The next disaster that struck was that all my close married friends then decided to further their studies by pursuing masters degrees in their relative fields, and whilst this was also a desire of mine it seemed every door I was knocking on was being shut right in my face. So, truth be told, I felt very behind and like a total loser because I was just floating on autopilot as I liked to call it. Nothing that seemed significant at all was happening in my life. I had no exciting news to share, it truly was the same old same old story. To add salt to the injury, I met an ex fling at a friend’s house, and in the 3 years that we had last seen each other, he had acquired his masters degree, moved to the UK and then back, gotten married and was expecting a child. When he turned around to ask me what was new with me, I felt mortified and managed to smile and choke out a nothing, because it truly felt like nothing was new with me!
Truthfully speaking, that was not entirely true. I had been studying, just not the conventional type of studying. I had been doing a few relevant courses here and there that were adding to my CV, I was involved in teaching and in organizational admin work which was important to the department I was working for, but when I was holding it up to light in comparison with the achievements of my friends and peers, it really did seem like nothing at all was happening in my life. The more I compared my life, my goals, my achievements to those of others; the more I looked or felt like I was coming up rather short.
So of cause, because I am me, and more often than not I tend to get in God’s way of running my life and decide to take over when I feel like he has lost control or interest or whatever, I then resolved in my heart to also have a story, by hook or crook I shall have a new story to tell! So, I went about it: dating the wrong sort of fella for me, for I figured at least I could say I have someone and knocking on whichever career door I could find thinking surely one of them shall open up for me. When all these efforts crashed and burnt, I was left feeling defeated and devastated, with a minor depression looming to add to all my other problems.
Whenever I look back at my life, I truly see the amazing power and grace of God and of his Word. Is there anyone in scripture who ever felt the way I did? Feeling like he has been dealt a very bad hand in life and others just seem to have it easy? The answer is a vehement yes! Peter! Simon-Peter in the gospel of John is told by Jesus that he is to die a painful death. Jesus said this as a statement really, like an oh by the way my guy, you shall die a painful death. John the disciple whom Jesus loved was nearby, and because Peter knew and understood that misery needs company, he asks Jesus: “Well lord, what about him?” pointing to John. Jesus reply was both curt and authoritative. He simply said to Peter “If I want him to live till I return and never taste death what is that to you? You just follow me!” I’m like tjooo!!!! Come on man, what kind of a pep talk is that? Whatever happened to a ‘no, relax man, other disciples shall suffer too with you, but it shall be OK..’ tjo!
You see, Jesus knows full well that comparing oneself to other people only brings about two things, either depression or pride, and he really was saying to Peter you do not need either of these!
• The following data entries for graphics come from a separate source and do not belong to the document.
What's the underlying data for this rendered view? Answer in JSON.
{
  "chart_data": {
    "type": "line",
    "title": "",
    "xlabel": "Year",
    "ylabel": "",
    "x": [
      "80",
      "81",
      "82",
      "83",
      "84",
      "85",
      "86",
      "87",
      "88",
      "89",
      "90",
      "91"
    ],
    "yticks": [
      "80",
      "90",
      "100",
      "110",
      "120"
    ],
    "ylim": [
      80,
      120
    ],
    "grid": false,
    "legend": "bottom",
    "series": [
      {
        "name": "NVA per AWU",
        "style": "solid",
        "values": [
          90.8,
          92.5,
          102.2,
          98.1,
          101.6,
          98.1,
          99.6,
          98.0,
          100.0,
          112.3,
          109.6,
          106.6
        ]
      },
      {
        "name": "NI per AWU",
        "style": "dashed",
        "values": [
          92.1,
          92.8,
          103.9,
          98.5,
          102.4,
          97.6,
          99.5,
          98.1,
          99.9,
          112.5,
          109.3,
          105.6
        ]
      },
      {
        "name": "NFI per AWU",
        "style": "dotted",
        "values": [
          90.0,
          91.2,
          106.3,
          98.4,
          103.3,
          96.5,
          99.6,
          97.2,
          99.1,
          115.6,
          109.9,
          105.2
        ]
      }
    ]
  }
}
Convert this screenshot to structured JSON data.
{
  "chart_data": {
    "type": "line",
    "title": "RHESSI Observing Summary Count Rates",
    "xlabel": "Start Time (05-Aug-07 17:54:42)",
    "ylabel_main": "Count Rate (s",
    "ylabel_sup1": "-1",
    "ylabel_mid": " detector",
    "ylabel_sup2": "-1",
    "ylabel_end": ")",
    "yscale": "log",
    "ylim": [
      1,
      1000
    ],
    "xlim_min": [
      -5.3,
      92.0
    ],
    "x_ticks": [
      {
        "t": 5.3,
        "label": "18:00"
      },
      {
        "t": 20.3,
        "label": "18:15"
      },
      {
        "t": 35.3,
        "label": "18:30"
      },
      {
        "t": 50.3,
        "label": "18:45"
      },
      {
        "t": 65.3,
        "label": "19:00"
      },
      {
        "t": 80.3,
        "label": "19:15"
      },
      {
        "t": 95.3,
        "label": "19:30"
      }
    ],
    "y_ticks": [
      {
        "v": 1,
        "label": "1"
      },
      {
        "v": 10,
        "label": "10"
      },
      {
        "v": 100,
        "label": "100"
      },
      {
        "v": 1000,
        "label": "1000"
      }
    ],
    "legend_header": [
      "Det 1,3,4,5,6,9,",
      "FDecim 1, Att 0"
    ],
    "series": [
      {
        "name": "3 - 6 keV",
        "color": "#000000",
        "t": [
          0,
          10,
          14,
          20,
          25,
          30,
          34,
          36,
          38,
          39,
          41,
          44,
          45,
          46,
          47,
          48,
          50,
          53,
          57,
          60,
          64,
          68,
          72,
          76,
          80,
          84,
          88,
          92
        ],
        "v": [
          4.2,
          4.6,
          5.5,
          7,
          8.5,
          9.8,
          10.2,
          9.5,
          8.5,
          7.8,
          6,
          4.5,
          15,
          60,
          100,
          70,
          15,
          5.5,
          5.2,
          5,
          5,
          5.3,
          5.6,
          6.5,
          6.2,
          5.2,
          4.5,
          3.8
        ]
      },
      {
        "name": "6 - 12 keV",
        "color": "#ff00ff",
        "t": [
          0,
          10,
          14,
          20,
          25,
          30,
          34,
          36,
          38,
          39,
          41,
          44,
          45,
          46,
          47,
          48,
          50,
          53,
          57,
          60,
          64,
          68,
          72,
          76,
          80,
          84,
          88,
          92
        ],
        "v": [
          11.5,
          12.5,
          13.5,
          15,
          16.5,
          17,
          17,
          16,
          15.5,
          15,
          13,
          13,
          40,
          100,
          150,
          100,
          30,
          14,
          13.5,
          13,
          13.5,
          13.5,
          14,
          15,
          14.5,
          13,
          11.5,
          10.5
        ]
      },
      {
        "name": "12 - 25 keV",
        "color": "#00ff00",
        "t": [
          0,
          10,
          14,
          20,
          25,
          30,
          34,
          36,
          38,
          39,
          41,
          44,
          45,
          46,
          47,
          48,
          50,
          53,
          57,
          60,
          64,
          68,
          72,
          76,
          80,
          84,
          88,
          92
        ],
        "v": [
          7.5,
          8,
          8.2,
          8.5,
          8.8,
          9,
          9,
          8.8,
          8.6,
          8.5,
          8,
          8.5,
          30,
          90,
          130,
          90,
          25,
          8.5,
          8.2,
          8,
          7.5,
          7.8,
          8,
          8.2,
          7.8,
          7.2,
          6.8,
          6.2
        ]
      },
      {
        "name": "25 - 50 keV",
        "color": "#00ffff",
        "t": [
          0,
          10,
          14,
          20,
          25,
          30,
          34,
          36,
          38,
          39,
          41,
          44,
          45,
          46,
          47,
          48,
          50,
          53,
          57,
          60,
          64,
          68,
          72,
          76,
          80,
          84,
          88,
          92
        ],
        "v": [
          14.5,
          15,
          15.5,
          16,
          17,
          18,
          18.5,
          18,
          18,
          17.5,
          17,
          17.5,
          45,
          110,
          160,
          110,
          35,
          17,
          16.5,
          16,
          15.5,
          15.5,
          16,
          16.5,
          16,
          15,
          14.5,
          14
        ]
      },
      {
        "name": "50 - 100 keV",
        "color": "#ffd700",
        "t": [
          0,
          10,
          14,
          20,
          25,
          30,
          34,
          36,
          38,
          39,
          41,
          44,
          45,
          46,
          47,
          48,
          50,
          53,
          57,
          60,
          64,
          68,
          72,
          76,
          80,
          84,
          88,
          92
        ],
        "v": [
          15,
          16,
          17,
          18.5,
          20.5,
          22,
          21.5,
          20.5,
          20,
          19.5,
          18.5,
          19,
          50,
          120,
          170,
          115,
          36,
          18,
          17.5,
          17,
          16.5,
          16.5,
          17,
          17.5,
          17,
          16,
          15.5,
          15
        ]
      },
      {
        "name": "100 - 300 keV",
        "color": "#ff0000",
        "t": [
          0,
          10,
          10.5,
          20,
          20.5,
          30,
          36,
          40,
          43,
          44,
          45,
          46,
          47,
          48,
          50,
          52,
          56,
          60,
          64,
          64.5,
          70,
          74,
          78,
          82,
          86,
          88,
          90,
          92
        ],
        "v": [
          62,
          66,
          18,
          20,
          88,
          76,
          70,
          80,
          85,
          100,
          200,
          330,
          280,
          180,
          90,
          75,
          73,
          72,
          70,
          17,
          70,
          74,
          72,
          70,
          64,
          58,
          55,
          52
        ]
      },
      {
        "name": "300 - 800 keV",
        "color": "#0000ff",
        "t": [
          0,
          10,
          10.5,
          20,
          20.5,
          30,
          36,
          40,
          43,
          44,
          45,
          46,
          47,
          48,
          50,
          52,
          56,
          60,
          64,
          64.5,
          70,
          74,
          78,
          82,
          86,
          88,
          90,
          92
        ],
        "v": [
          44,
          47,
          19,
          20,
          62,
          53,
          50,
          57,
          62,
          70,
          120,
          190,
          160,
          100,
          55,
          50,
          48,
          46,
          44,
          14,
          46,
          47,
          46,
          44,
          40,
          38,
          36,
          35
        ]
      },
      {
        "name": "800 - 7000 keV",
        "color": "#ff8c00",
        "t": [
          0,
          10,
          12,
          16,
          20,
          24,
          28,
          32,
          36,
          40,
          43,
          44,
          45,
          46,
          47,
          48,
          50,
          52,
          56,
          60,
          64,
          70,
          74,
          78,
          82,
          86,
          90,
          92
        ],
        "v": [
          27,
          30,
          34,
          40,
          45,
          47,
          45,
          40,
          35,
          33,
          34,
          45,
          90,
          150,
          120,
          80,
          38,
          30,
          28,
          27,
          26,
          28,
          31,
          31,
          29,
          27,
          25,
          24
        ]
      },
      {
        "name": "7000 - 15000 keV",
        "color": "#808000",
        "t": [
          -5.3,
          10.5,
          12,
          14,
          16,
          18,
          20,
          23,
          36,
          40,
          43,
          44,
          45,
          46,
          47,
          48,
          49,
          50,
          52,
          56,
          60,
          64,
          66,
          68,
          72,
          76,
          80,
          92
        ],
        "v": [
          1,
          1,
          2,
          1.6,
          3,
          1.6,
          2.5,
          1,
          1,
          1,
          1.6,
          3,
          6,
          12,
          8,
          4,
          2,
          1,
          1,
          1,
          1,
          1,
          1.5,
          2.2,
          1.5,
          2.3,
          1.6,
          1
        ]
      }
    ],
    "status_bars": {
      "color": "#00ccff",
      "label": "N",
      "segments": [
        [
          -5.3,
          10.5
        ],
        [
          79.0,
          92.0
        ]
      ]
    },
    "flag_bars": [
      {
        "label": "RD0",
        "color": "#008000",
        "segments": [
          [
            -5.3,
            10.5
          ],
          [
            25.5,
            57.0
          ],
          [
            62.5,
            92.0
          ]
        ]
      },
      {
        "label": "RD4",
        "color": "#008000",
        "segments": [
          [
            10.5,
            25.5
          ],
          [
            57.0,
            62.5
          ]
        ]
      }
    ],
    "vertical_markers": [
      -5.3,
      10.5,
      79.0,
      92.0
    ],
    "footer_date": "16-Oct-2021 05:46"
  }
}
How true his words still ring today! We all have very different paths to take in life, different journeys altogether marked out specifically for us and guaranteed to bring us victory in the end because the entire Bible assures us of this; that God marked out the race we are to run before we were even born, and he ensured that we would be victorious, and then he allowed us to be born. This is such a mind blowing and liberating truth to know and live in!
Listen, I do not need to live my life using my peer as a standard, because my race is a completely different one to the one they have marked out for them. The only being I am to ask how well I am doing, how far behind I am, or if I am on the correct lane is Jesus himself because he knows the exact race and plans he has for me, and these are plans to bring me to a good end, an expected end! When this truth really hit home and sunk in it was extremely liberating for me! I did not have to feel like I am a loser, a reject who is not doing much with her life. Instead I began to discover God’s plans for me and walk in them, and in as much as my story may not seem like much to other people, I now know for a fact that I’m walking out the race set before me by the King of kings and it is good; it is pleasant and it has a good expected outcome of nothing short of victory!